I read it before, but look at v. 28-29 again:

Postscript: the Reaction of the Crowds (28-29)

28 When Jesus had finished saying these things, the crowds were amazed at his teaching, 29 because he taught as one who had authority, and not as their teachers of the law.

I think that day was a great turning point in their lives.  Both the Man they encountered, and the teaching they heard, was unlike anything they’d ever heard before.

There’s an old hymn with great words:

I stand amazed in the presence
Of Jesus the Nazarene
And I wonder how He could love me,
A sinner condemned, unclean.

When you linger near the words of Jesus, He always surprises.  To tell you the truth, the words of Jesus always frighten me just a little.  I feel like I’m Doc Brown in Back to the Future holding the cable on the city hall clock tower as the lightening goes through!  So much power!

Michael Miller is a member of Lake Avenue Church in Pasadena, California.  He writes:

“At the age of twenty-three, I was a drug addict. In 1982, for the fourth year in a row, my New Year's resolution was to get off drugs. That year my commitment to abstinence lasted less than two days. I had started experimenting with marijuana six years earlier, and I quickly went on to more potent, even life-threatening, drugs.
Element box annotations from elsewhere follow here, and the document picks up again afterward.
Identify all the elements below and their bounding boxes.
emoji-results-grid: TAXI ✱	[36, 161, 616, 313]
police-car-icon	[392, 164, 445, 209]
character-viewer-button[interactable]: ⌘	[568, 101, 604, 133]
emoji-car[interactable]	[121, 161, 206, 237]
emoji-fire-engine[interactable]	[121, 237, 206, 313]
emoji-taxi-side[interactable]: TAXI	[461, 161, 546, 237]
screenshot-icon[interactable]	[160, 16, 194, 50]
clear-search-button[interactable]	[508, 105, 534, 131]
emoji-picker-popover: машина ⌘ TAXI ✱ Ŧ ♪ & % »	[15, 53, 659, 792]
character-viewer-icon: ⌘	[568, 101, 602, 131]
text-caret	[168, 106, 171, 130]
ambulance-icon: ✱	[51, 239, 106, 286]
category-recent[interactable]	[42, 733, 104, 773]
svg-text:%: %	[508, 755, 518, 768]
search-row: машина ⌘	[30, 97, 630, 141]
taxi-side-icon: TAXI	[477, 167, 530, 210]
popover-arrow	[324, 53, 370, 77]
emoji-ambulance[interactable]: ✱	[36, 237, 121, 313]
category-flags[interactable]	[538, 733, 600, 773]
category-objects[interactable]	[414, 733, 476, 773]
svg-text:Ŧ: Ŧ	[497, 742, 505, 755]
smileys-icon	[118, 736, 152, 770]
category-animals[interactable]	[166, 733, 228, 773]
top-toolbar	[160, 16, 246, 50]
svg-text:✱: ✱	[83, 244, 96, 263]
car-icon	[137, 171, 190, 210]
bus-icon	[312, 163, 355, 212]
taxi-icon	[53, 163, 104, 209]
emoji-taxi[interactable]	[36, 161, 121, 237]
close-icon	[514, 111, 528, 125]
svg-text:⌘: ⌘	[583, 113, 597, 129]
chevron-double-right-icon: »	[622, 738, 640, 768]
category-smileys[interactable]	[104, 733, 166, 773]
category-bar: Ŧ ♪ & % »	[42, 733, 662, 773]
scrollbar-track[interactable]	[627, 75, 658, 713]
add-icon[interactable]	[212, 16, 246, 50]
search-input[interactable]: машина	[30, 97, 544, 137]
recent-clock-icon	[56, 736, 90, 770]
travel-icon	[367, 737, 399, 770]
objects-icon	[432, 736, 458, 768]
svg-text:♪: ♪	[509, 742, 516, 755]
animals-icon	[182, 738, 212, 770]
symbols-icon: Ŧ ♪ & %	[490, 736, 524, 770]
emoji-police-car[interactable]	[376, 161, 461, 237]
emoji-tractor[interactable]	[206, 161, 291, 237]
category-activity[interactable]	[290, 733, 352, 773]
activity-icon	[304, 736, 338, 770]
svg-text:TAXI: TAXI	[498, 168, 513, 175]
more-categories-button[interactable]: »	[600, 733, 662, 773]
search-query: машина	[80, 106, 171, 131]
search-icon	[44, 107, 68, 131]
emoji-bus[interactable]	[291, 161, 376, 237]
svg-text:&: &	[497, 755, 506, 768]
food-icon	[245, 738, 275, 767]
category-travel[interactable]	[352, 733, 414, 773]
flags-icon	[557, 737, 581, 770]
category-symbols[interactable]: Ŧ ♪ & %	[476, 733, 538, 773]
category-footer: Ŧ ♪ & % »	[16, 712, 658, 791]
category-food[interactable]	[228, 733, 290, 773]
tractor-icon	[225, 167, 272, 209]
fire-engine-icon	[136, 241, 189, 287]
I tried it all—LSD, hashish, pills, PCP and other drugs that fry the brain.

“For a long time I was blind to the mood-altering effect the drugs had on me. I went through many girlfriends, even having several at the same time. Still, I became paranoid when I suspected any of them of two-timing me. If I even thought that one of them was involved with another guy, I would fly into a jealous rage. I was becoming a monster.
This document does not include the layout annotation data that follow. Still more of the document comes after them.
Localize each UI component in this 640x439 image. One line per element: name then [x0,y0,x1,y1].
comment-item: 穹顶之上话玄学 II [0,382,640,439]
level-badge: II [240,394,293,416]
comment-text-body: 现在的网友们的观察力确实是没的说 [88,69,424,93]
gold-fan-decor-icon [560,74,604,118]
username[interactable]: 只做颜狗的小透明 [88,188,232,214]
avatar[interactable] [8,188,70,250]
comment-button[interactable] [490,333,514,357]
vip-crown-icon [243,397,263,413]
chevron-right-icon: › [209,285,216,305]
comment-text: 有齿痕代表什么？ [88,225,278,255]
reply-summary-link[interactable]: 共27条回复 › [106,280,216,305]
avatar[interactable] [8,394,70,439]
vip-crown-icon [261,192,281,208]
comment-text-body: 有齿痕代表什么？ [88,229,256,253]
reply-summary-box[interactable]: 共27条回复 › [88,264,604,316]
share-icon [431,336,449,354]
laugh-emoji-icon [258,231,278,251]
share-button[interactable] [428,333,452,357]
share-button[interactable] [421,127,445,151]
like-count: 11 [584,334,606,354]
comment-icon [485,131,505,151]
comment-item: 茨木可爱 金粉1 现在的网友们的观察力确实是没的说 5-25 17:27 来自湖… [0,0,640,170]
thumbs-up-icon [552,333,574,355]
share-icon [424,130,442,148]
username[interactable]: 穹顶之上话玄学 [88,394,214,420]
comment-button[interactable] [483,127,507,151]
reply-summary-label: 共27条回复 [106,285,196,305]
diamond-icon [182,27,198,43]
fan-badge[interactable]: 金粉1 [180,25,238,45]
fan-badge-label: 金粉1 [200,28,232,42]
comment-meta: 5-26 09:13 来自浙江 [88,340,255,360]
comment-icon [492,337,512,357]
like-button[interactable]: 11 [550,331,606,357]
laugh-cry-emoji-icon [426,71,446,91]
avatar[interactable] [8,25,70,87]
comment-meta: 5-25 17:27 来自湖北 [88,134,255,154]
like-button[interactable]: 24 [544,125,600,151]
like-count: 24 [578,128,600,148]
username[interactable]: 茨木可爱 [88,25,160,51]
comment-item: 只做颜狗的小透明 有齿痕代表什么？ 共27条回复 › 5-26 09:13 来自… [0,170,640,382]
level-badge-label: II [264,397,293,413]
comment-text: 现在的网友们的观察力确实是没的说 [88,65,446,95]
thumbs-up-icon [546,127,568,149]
“By the time I was twenty, I needed more and more money to support my drug habit. Somehow, I was able to land a job at a large bank. Even when I was high, I functioned well enough to hold on to my job, so I regularly got loaded on breaks and during lunch hour. But as I got to know the people I worked with, I noticed that without the need for drugs, they seemed so free, so peaceful, and so normal that I wanted to be like them. Yet I couldn't. Maybe it was too late.

“Then one day a friend invited me to a series of free rock concerts at some church. At the first two, I went out to the parking lot to get high during intermission and before I went home. At the third concert I was able to listen to a few of the songs and hear what the pastor said. Certain words stuck, but there was one sentence that pounded in my head: Jesus will change you from the inside out. That's what the pastor kept saying to us. Was that possible? Could I really change and actually become like my friends at work?
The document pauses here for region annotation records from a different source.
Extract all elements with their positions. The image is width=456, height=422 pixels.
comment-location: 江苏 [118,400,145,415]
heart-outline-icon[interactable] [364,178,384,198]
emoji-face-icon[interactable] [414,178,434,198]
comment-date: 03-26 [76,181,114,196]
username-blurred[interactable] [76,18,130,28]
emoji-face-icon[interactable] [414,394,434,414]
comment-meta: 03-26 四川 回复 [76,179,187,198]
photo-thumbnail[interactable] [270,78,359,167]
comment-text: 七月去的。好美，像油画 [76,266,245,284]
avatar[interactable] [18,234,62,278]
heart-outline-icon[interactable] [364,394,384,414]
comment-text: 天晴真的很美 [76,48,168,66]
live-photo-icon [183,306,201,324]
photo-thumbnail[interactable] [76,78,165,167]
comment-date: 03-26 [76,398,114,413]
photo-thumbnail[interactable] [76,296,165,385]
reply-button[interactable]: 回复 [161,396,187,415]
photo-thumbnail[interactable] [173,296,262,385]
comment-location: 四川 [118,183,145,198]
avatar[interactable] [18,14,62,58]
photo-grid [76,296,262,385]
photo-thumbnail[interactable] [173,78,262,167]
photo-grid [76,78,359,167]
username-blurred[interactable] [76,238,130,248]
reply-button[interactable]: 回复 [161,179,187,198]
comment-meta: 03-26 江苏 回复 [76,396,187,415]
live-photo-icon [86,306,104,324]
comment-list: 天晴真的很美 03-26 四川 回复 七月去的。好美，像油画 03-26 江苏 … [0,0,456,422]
“Right at that moment, I felt the lightest touch of a gentle hand over my heart. I looked to my right and left and even turned around, but there was no one near me. Who had touched me?

“When the pastor invited people to stay after, I responded. As I followed the people who wanted to talk with me about God, I was very much on guard. But I quickly realized that there was nothing to fear. They were sincere, kind people who never asked me for money or tried to force anything down my throat or draw me into their church. They even told me to find a church that I was comfortable with and to read the Bible to find out about Jesus for myself. Then someone prayed with me. I was scared, but I knew that submitting my whole life to Jesus was the right thing to do.

“That's when the miracle happened. Right there, Jesus made Himself real to me and removed my drug addiction. That was the night I met God. I went home a new person, healed of a habit that had controlled every day of my life for six years. In answer to one heartfelt prayer, God just took it away.”

That’s Jesus.  No one else is like Him.  No one.

[1] See Proverbs 10:25; 14:11; Isaiah 28:16-17.